Fast forward eighteen years and the family isn’t so happy any more. Scarlett has applied for a divorce and Mike is living with Ned, who is as nerdy as ever, but now a self made multi-millionaire. Mike goes to his ex-high school, which happens to be his teenage son and daughters current high school, and starts talking to a janitor who disappears as soon other people arrive. As he is driving home in a storm, he spots the janitor about to jump of a bridge, but as he goes to stop him, the janitor disappears. Assuming the worst, Mike leans over the side only to fall in himself. When he gets out and gets home to shower, he looks in the mirror and *gasp* he’s 17 again.
The story follows on from here. Mike decides it’s his destiny to go back to high school and fix where he went wrong. At first, he thinks this is in the basketball arena but he soon works out his higher task is to help his kids; one of whom is bullied constantly and the other is in a relationship with the said bully. What follows is a hilarious look at reliving your senior year, but with the knowledge of a thirty something. From awkward outbursts in sex-ed, to forbiding your daughter from dating a classmate, to becoming your sons best friend, it’s all covered. There’s even a scene where Ned (who’s pretending to be Mike’s dad) starts talking elfish(?) with the school principal on a date.

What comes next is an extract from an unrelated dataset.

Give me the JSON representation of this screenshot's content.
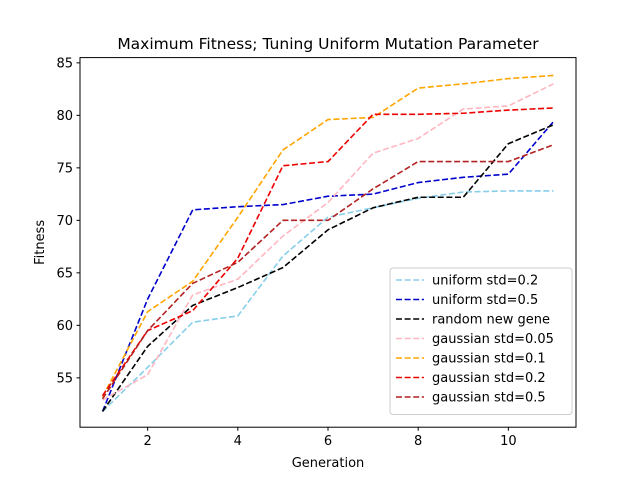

It’s an awesome movie, with a happy-yet-predictable ending. The second last scene has Zac Efron crying, and I’m sure many of the viewers would be too. Even if you’re not a Zac fan, go see it. He is amazingly hot, and if Maddi who was Zac’s number one hater can enjoy it, anyone can. I give it a nine out of ten (9/10) because although it was an epic win, there were just one or two bits that could have been improved.